Le Pen has spoken positively about Putin and backed lifting EU sanctions against Moscow over its annexation of Ukraine's Crimean Peninsula and support for armed separatists in eastern Ukraine.
Putin's spokesman, Dmitry Peskov, said on April 24 that suggestions that the Kremlin wants Macron -- whose campaign has accused Russian media and hackers of trying to undermine his election chances -- to lose are "completely untrue" and "primitive."
"We will approach whomever the French choose with respect," Peskov was quoted by the state-run TASS news agency as saying.
But Russians who stick exclusively to a Kremlin-friendly outlets might get the impression that France has no one worth voting for.
'New Page In History'
Echoing Kiselyov, Vyacheslav Prokofyev of the government daily Rossiiskaya Gazeta wrote on April 24 that "the current candidates don't compare to the political figures of the not-so-distant past, like Presidents de Gaulle, Mitterrand, and Chirac."
A report by state-run Rossia-1 said the same day that Macron had "rejected many decades of French culture" and constituted "a new page in the history of the Fifth Republic."
"The golden age -- de Gaulle, [Georges] Pompidou, [Valery] Giscard d'Estaing, Mitterrand, Chirac -- has been relegated to the history books," the report said. "They have been replaced by politicians of a different stature -- Nicolas Sarkozy and [current French President] Francois Hollande."
Will Vernon, a senior producer with BBC News in Moscow, noted similar language delivered by journalist Vadim Glusker of the national NTV network and by the prominent Rossia-1 news anchor Ernest Matskyavichyus.
Meanwhile, Frants Klintsevich, a senior member of Russia's upper house of parliament, told Rossiiskaya Gazeta on election day that "the time of colossal figures like General Charles de Gaulle, it seems, is gone for good."
And political analyst Aleksei Martynov, who backed Putin's election in 2012, wrote in an op-ed for the pro-Kremlin Izvestia newspaper that France was waiting for its "new de Gaulle."
"But he doesn't exist," Martynov wrote on April 24. "There is no such person, no such figure of that stature among the candidates."
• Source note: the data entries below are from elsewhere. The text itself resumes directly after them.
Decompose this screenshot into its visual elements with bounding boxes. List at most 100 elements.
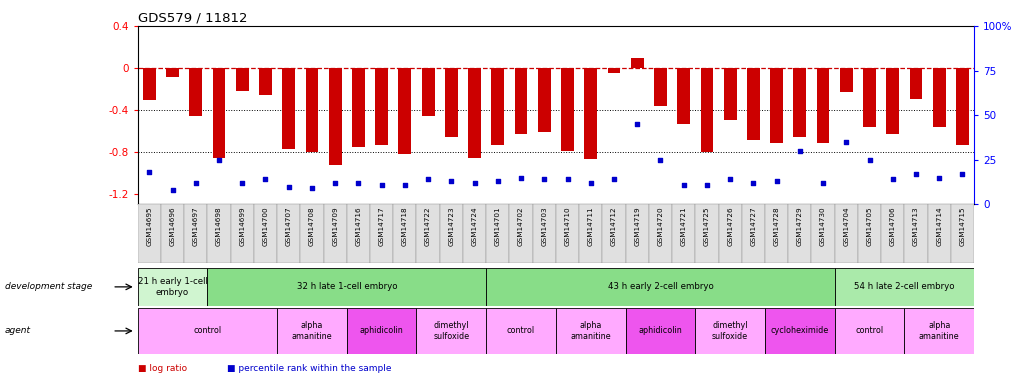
Bar bbox=[161, 204, 184, 262]
Bar bbox=[166, 68, 178, 76]
Point bbox=[257, 177, 273, 183]
Point bbox=[582, 180, 598, 186]
Point bbox=[489, 178, 505, 184]
Bar bbox=[515, 68, 527, 134]
Point bbox=[860, 157, 876, 163]
Text: GSM14708: GSM14708 bbox=[309, 206, 315, 246]
Point bbox=[420, 177, 436, 183]
Bar bbox=[816, 68, 828, 142]
Text: GSM14701: GSM14701 bbox=[494, 206, 500, 246]
Point bbox=[373, 182, 389, 188]
Text: GSM14723: GSM14723 bbox=[448, 206, 453, 246]
Point bbox=[838, 139, 854, 145]
Bar bbox=[230, 204, 254, 262]
Bar bbox=[625, 308, 695, 354]
Text: GSM14707: GSM14707 bbox=[285, 206, 291, 246]
Text: GSM14695: GSM14695 bbox=[146, 206, 152, 246]
Bar bbox=[880, 204, 904, 262]
Point bbox=[304, 185, 320, 191]
Text: alpha
amanitine: alpha amanitine bbox=[918, 321, 959, 340]
Bar bbox=[788, 204, 811, 262]
Bar bbox=[416, 204, 439, 262]
Text: aphidicolin: aphidicolin bbox=[638, 326, 682, 335]
Text: GSM14728: GSM14728 bbox=[772, 206, 779, 246]
Point bbox=[280, 184, 297, 190]
Bar bbox=[793, 68, 805, 137]
Point bbox=[721, 177, 738, 183]
Bar bbox=[138, 268, 207, 306]
Bar bbox=[486, 204, 508, 262]
Bar bbox=[677, 68, 690, 124]
Point bbox=[234, 180, 251, 186]
Bar bbox=[463, 204, 486, 262]
Bar bbox=[277, 308, 346, 354]
Text: dimethyl
sulfoxide: dimethyl sulfoxide bbox=[711, 321, 748, 340]
Text: 54 h late 2-cell embryo: 54 h late 2-cell embryo bbox=[853, 282, 954, 291]
Bar bbox=[926, 204, 950, 262]
Text: GSM14722: GSM14722 bbox=[425, 206, 431, 246]
Text: 43 h early 2-cell embryo: 43 h early 2-cell embryo bbox=[607, 282, 712, 291]
Bar bbox=[950, 204, 973, 262]
Text: GSM14724: GSM14724 bbox=[471, 206, 477, 246]
Point bbox=[466, 180, 482, 186]
Bar bbox=[282, 68, 294, 149]
Text: control: control bbox=[506, 326, 535, 335]
Text: GSM14696: GSM14696 bbox=[169, 206, 175, 246]
Point bbox=[442, 178, 459, 184]
Point bbox=[907, 171, 923, 177]
Bar bbox=[834, 204, 857, 262]
Bar bbox=[886, 68, 899, 134]
Bar bbox=[491, 68, 503, 145]
Bar bbox=[328, 68, 341, 165]
Text: GSM14711: GSM14711 bbox=[587, 206, 593, 246]
Point bbox=[930, 175, 947, 181]
Bar bbox=[904, 204, 926, 262]
Bar bbox=[352, 68, 365, 147]
Point bbox=[698, 182, 714, 188]
Text: GSM14703: GSM14703 bbox=[541, 206, 547, 246]
Bar bbox=[584, 68, 596, 159]
Text: GSM14725: GSM14725 bbox=[703, 206, 709, 246]
Text: GSM14712: GSM14712 bbox=[610, 206, 616, 246]
Text: GSM14715: GSM14715 bbox=[959, 206, 965, 246]
Text: GSM14730: GSM14730 bbox=[819, 206, 825, 246]
Text: control: control bbox=[194, 326, 221, 335]
Text: GSM14699: GSM14699 bbox=[239, 206, 245, 246]
Text: ■ percentile rank within the sample: ■ percentile rank within the sample bbox=[227, 364, 391, 373]
Bar bbox=[746, 68, 759, 141]
Bar bbox=[486, 268, 834, 306]
Point bbox=[513, 175, 529, 181]
Bar bbox=[653, 68, 666, 106]
Text: GSM14702: GSM14702 bbox=[518, 206, 524, 246]
Bar bbox=[741, 204, 764, 262]
Bar bbox=[468, 68, 481, 158]
Bar bbox=[184, 204, 207, 262]
Point bbox=[629, 121, 645, 127]
Text: GSM14714: GSM14714 bbox=[935, 206, 942, 246]
Bar bbox=[955, 68, 968, 145]
Text: GSM14713: GSM14713 bbox=[912, 206, 918, 246]
Text: GSM14717: GSM14717 bbox=[378, 206, 384, 246]
Text: GSM14709: GSM14709 bbox=[332, 206, 338, 246]
Bar bbox=[421, 68, 434, 116]
Point bbox=[954, 171, 970, 177]
Bar bbox=[625, 204, 648, 262]
Text: GSM14698: GSM14698 bbox=[216, 206, 222, 246]
Bar bbox=[212, 68, 225, 158]
Text: GSM14727: GSM14727 bbox=[750, 206, 756, 246]
Text: GSM14706: GSM14706 bbox=[889, 206, 895, 246]
Bar bbox=[532, 204, 555, 262]
Point bbox=[883, 177, 900, 183]
Bar bbox=[695, 204, 717, 262]
Bar bbox=[555, 308, 625, 354]
Bar bbox=[346, 204, 370, 262]
Bar bbox=[416, 308, 486, 354]
Bar bbox=[579, 204, 602, 262]
Text: GSM14729: GSM14729 bbox=[796, 206, 802, 246]
Bar bbox=[857, 204, 880, 262]
Text: dimethyl
sulfoxide: dimethyl sulfoxide bbox=[433, 321, 469, 340]
Text: cycloheximide: cycloheximide bbox=[770, 326, 828, 335]
Bar bbox=[909, 68, 921, 99]
Point bbox=[211, 157, 227, 163]
Point bbox=[536, 177, 552, 183]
One of the first examples of this talking point over the past week came from political analyst Timofei Bordachev, program director with the government-sponsored Valdai Discussion Club. He wrote on the Lenta.ru website on April 21 that the French are disappointed there is "no clear figure on the horizon who could compare with the stature of the great presidents of the past -- de Gaulle, Pompidou, Giscard d'Estaing, Mitterrand, and even Chirac," he wrote.
Bordachev, an associate professor with the Higher School of Economics in Moscow, did not respond to an e-mailed request for comment about whether he was working from a talking point prepared for him.
'Hands-On Approach'
The Kremlin has long denied that it dictates how state-owned media outlets should cover major stories, most recently when Putin's spokesman dismissed reports that it had ordered news outlets to tone down its positive coverage of U.S. President Donald Trump as "complete nonsense."
Numerous veterans of Russian state media outlets, however, have publicly described the Kremlin's hands-on approach to influencing news coverage, including at purported regular meetings with senior editors and media executives.
Vladimir Frolov, a well-connected political analyst in Moscow, told RFE/RL that this talking point is hitting the wrong notes and that the Kremlin would be wise to prepare for a potential Macron presidency.
"They need to open a back channel to Macron through the business lobby," Frolov said. "Perhaps they are shooting already for the parliamentary election in June in the hopes of creating a right-of-center-majority."
Frolov added, however, that he has "no idea" what the "actual thinking is" behind the messaging.